Financial institutions have various parameters surrounding the loan amount detailing the manner in which the loan is repaid. One such parameter is 'rest'.
This is the regular interval at which the loan amount balance is recalculated and also refers to the periodicity of compounding. This can be possible only in the case of reducing balance loan amounts. A rest can be yearly, monthly or even daily.
Choosing your loan offer
Gayatri approached a bank and chose a loan that offered an annualised rate of 12.75 per cent for a loan amount of Rs 20 lakh for 20 years, while her sister Sanjana had shortlisted among several loans, one that offered an annualised interest rate of 13 per cent. Who got the better bargain?
The loan offer Gayatri obtained was a flat rate loan. Banks can calculate their interest rates either at a flat rate or a reducing balance rate. Sanjana on the other hand, had shortlisted two reducing balance loan offers with different rest periods. As her calculations revealed the loan offer with a monthly rest turned out to be a better loan bargain than the one with an annual rest. Let us examine these two aspects stated above in detail.
At a flat rate, the interest rates are calculated keeping the outstanding amount (i.e. the amount on which interest is calculated) constant throughout the loan tenure while in a reducing balance loan the interest rate is recalculated on a periodic basis based on the reducing outstanding loan amount.
At any given point, a flat rate is always more expensive than an annual reducing balance rate. Even in the case of a reducing balance loan, a significant factor that impacts the loan cost is the time interval at which the reducing balance is recalculated, which could be monthly, daily, yearly, quarterly or half yearly. The accompanying table illustrates the two cases.
It is clear that the effective interest that Gayatri will need to pay amounts to Rs 51 lakh while the loan offers Sanjana had zeroed in has a difference of nearly Rs 20 lakh in the interest paid.
Choosing the offer with the ideal 'rest'
To make the most of your reducing balance loan you need to ensure the periodicity of repayment closely matches the frequency of your rest.
Sanjana was quick to realise this and her calculations revealed that an annual rest would mean that even when you pay EMIs, the loan amount will be recalculated only at the end of the year. This means you would continue to pay interest on the entire loan amount till that particular year (compounding period, when the outstanding loan amount is recalculated) ends, even when the outstanding loan amount reduces each month.
In the case of a monthly rest, the balance amount is recalculated every month. Hence it is to the advantage of Sanjana to take up a loan offer with the rest that more closely matches the frequency of repayment. So if you are repaying on a monthly basis, take up the loan offer that gives you the best rate on a monthly rest.

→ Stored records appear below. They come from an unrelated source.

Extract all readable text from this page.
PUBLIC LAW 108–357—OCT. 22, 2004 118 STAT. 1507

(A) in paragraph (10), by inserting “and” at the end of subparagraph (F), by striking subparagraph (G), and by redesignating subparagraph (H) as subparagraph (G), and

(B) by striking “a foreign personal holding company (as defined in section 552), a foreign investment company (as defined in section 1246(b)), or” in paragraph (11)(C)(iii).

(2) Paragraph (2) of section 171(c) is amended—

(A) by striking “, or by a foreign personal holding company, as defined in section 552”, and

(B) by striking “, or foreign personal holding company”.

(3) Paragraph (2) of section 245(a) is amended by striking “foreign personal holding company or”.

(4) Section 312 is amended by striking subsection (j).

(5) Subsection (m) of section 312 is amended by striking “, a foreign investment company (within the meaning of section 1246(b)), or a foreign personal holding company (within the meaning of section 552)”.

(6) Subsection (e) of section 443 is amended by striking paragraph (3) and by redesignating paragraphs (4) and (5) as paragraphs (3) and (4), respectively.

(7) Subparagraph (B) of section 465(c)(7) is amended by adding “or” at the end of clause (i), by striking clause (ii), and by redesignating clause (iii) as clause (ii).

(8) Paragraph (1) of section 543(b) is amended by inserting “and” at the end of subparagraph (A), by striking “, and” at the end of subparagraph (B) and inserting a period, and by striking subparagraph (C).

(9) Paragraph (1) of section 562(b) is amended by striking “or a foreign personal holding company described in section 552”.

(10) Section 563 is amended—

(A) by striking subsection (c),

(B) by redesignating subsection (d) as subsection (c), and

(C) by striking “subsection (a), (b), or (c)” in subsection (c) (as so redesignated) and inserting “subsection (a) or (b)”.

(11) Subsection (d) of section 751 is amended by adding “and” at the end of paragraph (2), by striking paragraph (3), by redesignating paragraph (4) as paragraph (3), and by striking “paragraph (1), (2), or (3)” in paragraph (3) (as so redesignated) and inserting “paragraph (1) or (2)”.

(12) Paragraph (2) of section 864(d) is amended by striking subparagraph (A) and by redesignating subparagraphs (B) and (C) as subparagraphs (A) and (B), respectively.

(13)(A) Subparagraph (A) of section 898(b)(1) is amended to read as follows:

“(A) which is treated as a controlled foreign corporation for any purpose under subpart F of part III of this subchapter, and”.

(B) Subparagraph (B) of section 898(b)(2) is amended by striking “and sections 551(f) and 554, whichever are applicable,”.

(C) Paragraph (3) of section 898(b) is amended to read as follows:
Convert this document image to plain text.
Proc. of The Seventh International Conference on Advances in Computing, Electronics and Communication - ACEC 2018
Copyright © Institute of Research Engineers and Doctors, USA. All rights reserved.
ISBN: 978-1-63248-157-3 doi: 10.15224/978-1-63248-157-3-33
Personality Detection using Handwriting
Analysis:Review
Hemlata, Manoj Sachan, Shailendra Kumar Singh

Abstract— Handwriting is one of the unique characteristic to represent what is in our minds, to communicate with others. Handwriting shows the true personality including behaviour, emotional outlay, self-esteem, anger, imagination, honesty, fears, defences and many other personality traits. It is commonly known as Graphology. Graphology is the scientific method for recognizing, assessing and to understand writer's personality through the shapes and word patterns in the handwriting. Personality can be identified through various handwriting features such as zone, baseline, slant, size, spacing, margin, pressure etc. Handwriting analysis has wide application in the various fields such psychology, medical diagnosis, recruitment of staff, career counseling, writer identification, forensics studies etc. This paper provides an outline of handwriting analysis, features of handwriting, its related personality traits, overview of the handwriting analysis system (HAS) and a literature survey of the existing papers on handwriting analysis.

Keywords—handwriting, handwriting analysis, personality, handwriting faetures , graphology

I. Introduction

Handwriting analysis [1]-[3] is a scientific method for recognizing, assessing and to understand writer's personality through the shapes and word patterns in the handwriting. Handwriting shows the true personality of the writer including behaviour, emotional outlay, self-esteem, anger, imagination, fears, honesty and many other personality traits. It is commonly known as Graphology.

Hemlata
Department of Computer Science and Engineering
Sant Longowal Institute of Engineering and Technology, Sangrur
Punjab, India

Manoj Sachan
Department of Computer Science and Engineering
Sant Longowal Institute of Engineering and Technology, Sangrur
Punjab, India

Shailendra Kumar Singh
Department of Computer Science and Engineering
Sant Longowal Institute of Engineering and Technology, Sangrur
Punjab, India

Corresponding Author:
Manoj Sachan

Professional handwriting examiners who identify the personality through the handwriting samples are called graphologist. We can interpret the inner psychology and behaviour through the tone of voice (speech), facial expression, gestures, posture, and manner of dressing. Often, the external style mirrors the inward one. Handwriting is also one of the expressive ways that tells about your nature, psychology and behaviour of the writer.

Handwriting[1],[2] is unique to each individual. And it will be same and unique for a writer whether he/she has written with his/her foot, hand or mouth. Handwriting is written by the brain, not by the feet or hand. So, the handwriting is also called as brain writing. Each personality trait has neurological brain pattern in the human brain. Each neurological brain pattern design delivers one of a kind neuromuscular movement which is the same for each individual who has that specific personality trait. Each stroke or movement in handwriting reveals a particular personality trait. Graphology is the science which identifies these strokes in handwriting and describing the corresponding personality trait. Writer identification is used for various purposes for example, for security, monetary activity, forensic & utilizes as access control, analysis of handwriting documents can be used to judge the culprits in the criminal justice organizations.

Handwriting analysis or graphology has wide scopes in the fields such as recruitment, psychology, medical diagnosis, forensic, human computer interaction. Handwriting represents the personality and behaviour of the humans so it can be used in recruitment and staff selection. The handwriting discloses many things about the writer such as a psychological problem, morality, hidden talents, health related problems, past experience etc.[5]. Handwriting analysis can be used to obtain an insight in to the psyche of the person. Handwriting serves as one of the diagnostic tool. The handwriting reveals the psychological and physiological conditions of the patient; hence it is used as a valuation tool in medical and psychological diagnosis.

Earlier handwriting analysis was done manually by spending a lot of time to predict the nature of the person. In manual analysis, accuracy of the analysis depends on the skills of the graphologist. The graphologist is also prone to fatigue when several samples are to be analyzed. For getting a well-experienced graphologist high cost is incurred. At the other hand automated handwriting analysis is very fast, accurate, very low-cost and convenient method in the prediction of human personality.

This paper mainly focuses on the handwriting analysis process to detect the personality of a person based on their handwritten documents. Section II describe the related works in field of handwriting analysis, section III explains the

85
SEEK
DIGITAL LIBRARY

Banks generally quote an "annualised" interest rate, but remember that interest rates can be deceptive unless you figure out how they are defined. You can easily calculate the total interest by multiplying your EMI into the number of monthly instalments and subtracting the loan amount from this figure. You can then easily identify which loan is most cost effective. Remember to account for any upfront fees while comparing two loans.
What about daily reducing balance, you may wonder. It makes sense to opt for it only if you receive your income at different points during a month and can repay your loan at several or different points of time during a month.
While this may not make sense for a salaried individual, it becomes very relevant to self-employed people that will have funds coming at irregular intervals.
In sum, the key to understanding your loan offers is to zero in the one that gives you the least total interest outflow.